You might think that its difficult to make your own ravioli, but it's not. Simply follow Mario's straightforward steps for success.

  • Ingredients
  • step-by-step directions
Broccoli Rabe, Potato and Ricotta Ravioli
  • 1 pound Fresh broccoli rabe (trimmed)
  • 1 pound Waxy golden potatoes (such as Yukon Gold- peeled and cut into 1/2-inch dice)
  • 1 1/2 cups Fresh ricotta (drained)
  • 1/2 cup Freshly grated Parmigiano-Reggiano (plus more for serving)

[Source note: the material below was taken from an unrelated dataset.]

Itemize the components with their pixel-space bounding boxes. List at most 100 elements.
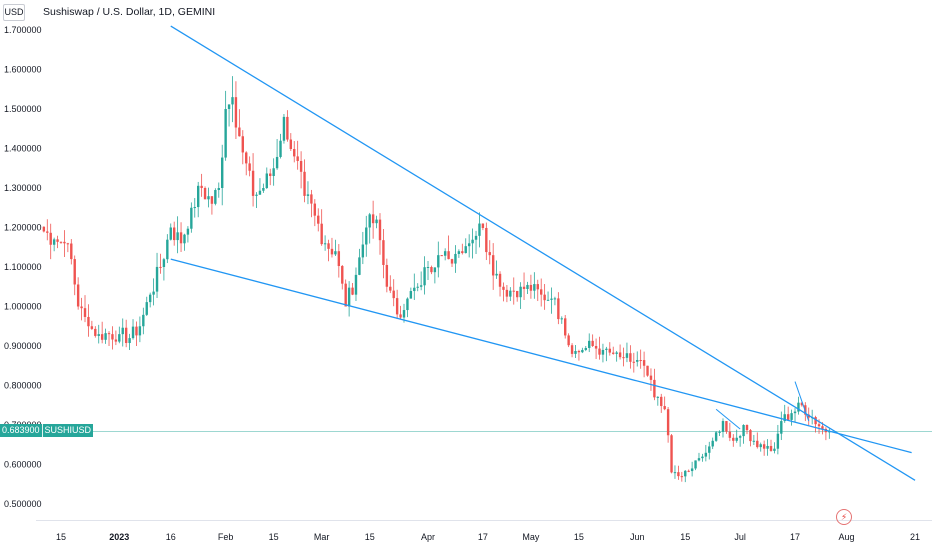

  • 1/4 cup Extra virgin olive oil
  • 1 cup Semolina flour (for dusting)
  • 12 tablespoon Unsalted butter (1 1/2 sticks)
  • 15 Fresh Sage Leaves
  • Salt and freshly ground black pepper
  • Basic Pasta dough
  • 3 1/2 cups All-purpose flour (plus 1/4 for dusting)
  • 5 Extra-large eggs
  • FOR THE FILLING: Bring 3 quarts of water to a boil in a large pot. Set up an ice bath nearby.
  • When the water is boiling, add 1 tablespoon salt. Then add the broccoli rabe and cook until very tender, about 6 minutes. Using a spider or a slotted spoon, transfer the rabe to the ice bath. 
  • Add the potatoes to the boiling water and cook until tender, 8 to 10 minutes. Drain, and pass through a ricer or mash with a potato masher. 
  • Once the rabe is cooled, drain and pat it to dry. Chop the rabe until it is almost a paste (you can do this in the food processor). 
  • In a medium bowl, combine the rabe, potatoes, ricotta, Parmigiano, olive oil, and salt and pepper to taste. Stir well to combine.
  • Roll out the pasta dough to the thinnest setting on a pasta machine, using a good dusting of the semolina between the resting sheets to maintain a good separation. Cut the pasta sheets into 4-inch squares. Place a scant tablespoon of the ricotta filling on a one half of each square, and then fold it over like a book to enclose the filling, forming a rectangle. Press the edges of the ravioli with your fingers to seal them. (The ravioli can now be frozen between sheets of parchment, sprinkled with semolina, until ready to cook.)
  • Bring 8 quarts of water to a boil.  While the water is heating, heat the butter in a 14-inch sauté pan over high heat until the foam subsides and it begins to turn a light brown color. Add the sage and remove the pan from the heat. 
  • Add 2 tablespoons salt to the boiling water. Then add the ravioli, and cook until they are tender and cooked through (you should taste one to test it), about 3 minutes (a little more if frozen). Reserving 3 tablespoons of the cooking water, drain the ravioli. Add them to the pan containing the butter and sage. Add the reserved cooking water, and toss gently over high heat for 1 minute. Pour the hot ravioli onto a warmed platter, and serve immediately with Parmigiano grated over the top. 
  • FOR THE BASIC PASTA DOUGH: Mound the flour in the center of a large board. Make a well in the middle of the flour, and add the eggs to it. Using a fork, beat the eggs. Then gradually incorporate the flour, starting with the inner rim of the well. The dough will come together when half of the flour is incorporated. Keep working the dough until all the flour is incorporated. 
  • Start kneading the dough with both hands. Once you have a cohesive mass, remove the dough from the board, and scrape up and discard any leftover bits. Lightly flour the board and continue kneading for 6 more minutes. (You can do the whole dough process in a food processor, with a little less of the romance but a very similar result: Place the flour and the eggs in the bowl of the processor and pulse 15 times for 6 seconds at a time.) the dough should be elastic and a little sticky. Wrap it in plastic wrap and allow it to rest at room temperature for 50 minutes. Do not skip the kneading or resting portion of this recipe. (The wrapped dough can be stored in the fridge for up to 1 day.)